Abstract

This paper examines the complex Jewish reality in Portugal in the first half of the twentieth century. Alongside the old Sephardic community that emerged in Portugal with the dissolution of the Inquisition, the early twentieth century witnessed the emergence of two new differentiated groups: crypto-Jews, who began to return to Judaism, and Ashkenazi Jewish immigrants from Eastern Europe. These two groups changed the physiognomy of the Portuguese Jewish community to a pluralistic religious, ethnic, and cultural compound never seen before in Iberian lands. Later on, the increasing Nazi persecutions and the outbreak of World War brought to Portugal thousands of Jewish refugees who tried to emigrate to countries overseas. The historical and social complexity examined in this article lasted a few years.
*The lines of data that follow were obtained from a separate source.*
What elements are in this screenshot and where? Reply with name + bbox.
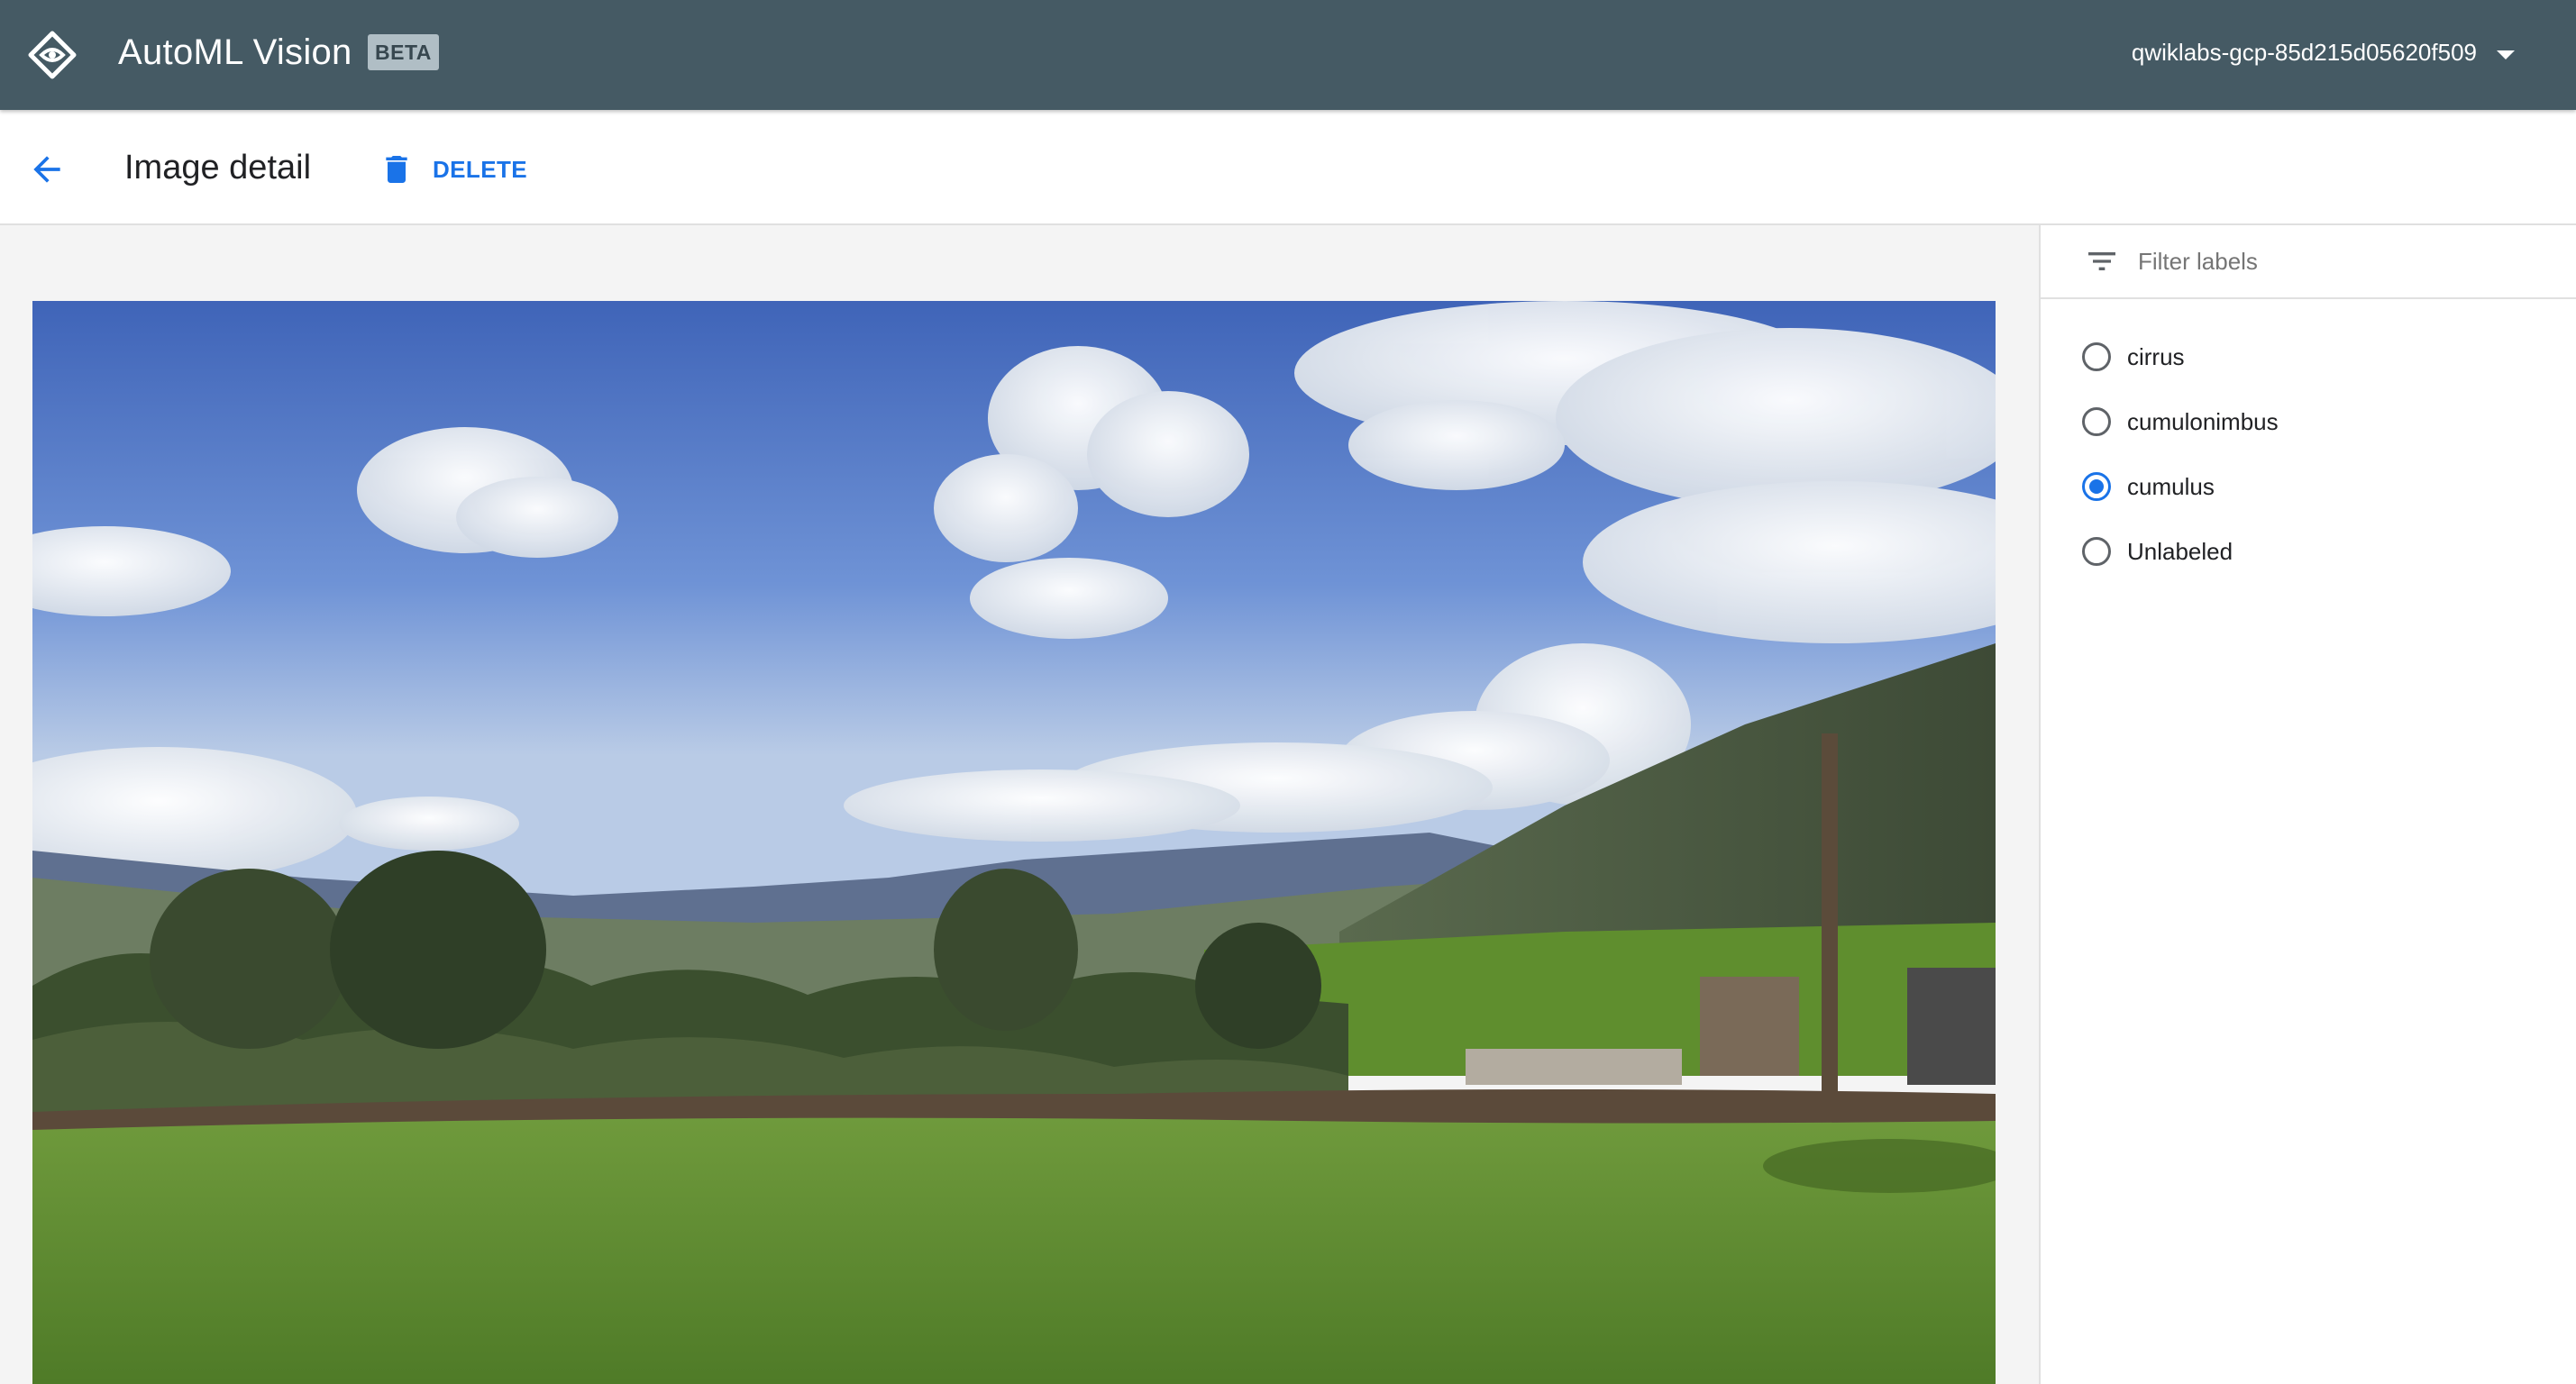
radio-button[interactable]	[2082, 407, 2111, 436]
delete-label: DELETE	[433, 155, 527, 183]
utility-pole	[1822, 733, 1838, 1112]
product-name: AutoML Vision	[118, 32, 352, 72]
app-bar: AutoML Vision BETA qwiklabs-gcp-85d215d0…	[0, 0, 2576, 110]
label-option-unlabeled[interactable]: Unlabeled	[2041, 519, 2576, 584]
page-title: Image detail	[124, 149, 312, 187]
page-header: Image detail DELETE	[0, 110, 2576, 225]
radio-button-selected[interactable]	[2082, 472, 2111, 501]
landscape-photo	[32, 301, 1996, 1384]
back-button[interactable]	[20, 142, 74, 196]
automl-logo-icon[interactable]	[27, 30, 78, 80]
radio-button[interactable]	[2082, 342, 2111, 371]
caret-down-icon	[2497, 50, 2515, 59]
radio-button[interactable]	[2082, 537, 2111, 566]
label-option-cumulonimbus[interactable]: cumulonimbus	[2041, 389, 2576, 454]
label-list: cirrus cumulonimbus cumulus Unlabeled	[2041, 324, 2576, 584]
trash-icon	[379, 151, 415, 187]
labels-panel: cirrus cumulonimbus cumulus Unlabeled	[2039, 225, 2576, 1384]
label-text: cumulonimbus	[2127, 407, 2279, 435]
project-selector[interactable]: qwiklabs-gcp-85d215d05620f509	[2132, 27, 2515, 77]
filter-labels-input[interactable]	[2136, 238, 2551, 285]
label-text: cumulus	[2127, 472, 2215, 500]
delete-button[interactable]: DELETE	[379, 144, 527, 195]
label-text: cirrus	[2127, 342, 2185, 370]
image-viewer	[0, 225, 2039, 1384]
label-option-cumulus[interactable]: cumulus	[2041, 454, 2576, 519]
beta-badge: BETA	[368, 34, 439, 70]
arrow-back-icon	[33, 156, 60, 183]
label-option-cirrus[interactable]: cirrus	[2041, 324, 2576, 389]
filter-list-icon	[2088, 252, 2115, 270]
filter-bar	[2041, 225, 2576, 299]
shed	[1700, 977, 1799, 1076]
label-text: Unlabeled	[2127, 537, 2233, 565]
project-name: qwiklabs-gcp-85d215d05620f509	[2131, 39, 2477, 66]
Before the end of the Second World War, the refugees had emigrated from the country, the return of the Marranos to Judaism had lost its vitality, and the Jewish community continued its course in the Sephardic setting prior to the convulsions of the pre-war years. By focusing on the unique characteristics of Jewish life in Portugal in the first half of the twentieth century and on the diversity that each group presented in social, cultural, economic, and political terms, this study sheds light on a topic that has not yet received the attention it deserves in the historiography of Iberian Jews.